The first issue of Hartford Labor, the "Official Organ of the Socialist Labor Party of Hartford, Conn.," was published on October 20, 1894 by Albert E. Sanderson of the Socialist Newspaper Union in St. Louis. The Socialist Labor Party (SLP) established the newspaper union in 1893 to help produce local editions for SLP sections around the country. By 1894, there were 33 local titles from 15 states. In addition to Hartford, Connecticut boasted publications in Bridgeport and Waterbury. The local manager was Joseph S. Powell, who was listed in the Hartford city directory as a cigar maker. In 1896, the Hartford section of the SLP was one of 14 in the state of Connecticut, contributing to a national membership estimated between five and seven thousand. In the first issue of Hartford Labor, the publishers suggest that the local group was "200 strong!"
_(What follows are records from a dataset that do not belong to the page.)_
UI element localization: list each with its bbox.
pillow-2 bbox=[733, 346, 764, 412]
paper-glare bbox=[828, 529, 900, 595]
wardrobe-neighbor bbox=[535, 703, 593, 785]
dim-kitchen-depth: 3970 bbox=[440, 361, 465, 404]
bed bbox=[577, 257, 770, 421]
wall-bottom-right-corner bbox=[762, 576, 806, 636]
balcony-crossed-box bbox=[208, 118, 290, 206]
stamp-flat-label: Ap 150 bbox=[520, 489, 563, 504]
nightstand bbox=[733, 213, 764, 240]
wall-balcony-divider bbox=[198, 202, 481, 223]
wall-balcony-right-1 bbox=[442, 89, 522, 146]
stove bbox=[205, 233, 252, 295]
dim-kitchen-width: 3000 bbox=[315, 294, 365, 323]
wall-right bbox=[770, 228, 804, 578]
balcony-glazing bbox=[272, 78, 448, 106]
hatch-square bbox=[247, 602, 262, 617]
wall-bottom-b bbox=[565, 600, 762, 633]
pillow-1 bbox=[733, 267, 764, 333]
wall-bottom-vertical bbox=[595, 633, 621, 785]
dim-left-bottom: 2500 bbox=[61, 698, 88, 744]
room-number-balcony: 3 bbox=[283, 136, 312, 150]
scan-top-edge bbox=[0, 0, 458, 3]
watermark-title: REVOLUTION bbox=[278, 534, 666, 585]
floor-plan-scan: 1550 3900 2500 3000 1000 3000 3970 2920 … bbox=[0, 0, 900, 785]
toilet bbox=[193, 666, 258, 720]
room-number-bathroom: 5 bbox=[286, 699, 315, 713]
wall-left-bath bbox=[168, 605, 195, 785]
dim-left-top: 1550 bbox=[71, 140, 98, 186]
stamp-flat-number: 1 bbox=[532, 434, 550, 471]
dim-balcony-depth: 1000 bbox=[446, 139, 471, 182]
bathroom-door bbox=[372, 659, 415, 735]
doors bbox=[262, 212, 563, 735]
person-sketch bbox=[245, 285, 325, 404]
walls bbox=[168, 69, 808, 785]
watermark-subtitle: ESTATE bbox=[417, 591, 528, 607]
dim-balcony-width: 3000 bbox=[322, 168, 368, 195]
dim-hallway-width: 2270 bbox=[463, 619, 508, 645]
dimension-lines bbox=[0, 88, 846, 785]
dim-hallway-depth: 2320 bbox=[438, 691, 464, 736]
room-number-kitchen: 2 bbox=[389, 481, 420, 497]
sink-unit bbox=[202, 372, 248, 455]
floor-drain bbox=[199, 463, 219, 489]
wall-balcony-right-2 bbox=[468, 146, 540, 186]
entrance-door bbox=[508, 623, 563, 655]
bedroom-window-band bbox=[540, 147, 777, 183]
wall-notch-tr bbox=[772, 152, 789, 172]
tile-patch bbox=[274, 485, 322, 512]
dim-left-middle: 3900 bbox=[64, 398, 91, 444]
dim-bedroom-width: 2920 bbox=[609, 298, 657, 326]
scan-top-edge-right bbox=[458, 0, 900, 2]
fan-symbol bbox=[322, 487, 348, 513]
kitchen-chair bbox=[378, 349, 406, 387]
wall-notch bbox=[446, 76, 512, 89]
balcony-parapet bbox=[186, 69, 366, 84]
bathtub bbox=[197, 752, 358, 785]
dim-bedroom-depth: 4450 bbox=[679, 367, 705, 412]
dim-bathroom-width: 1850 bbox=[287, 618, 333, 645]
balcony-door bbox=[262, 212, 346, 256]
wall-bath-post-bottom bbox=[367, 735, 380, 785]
Hartford Labor carried the international and national news in common with other local weeklies, but also plenty of local news and opinion. Issue no. 1 featured a long "discussion" on socialism and capitalism between a prominent Connecticut building contractor, James G. Batterson, and the New York propagandist Lucien Sanial. It included the Socialist Newspaper Union mission statement, including the planks of independent political action and "the final emancipation of labor," the platform of the SLP, and news of Connecticut SLP electoral campaigns. In 1894, the SLP ticket included activists James F. Tuckey for Governor and Frank O. Pilgrim for Secretary of State, who called for the reduction of the work day as productivity rose and the nationalization of monopolies in transportation and communication.

While the SLP remained visible in Connecticut for many years after the first issue of Hartford Labor, no other issue is known to have been preserved.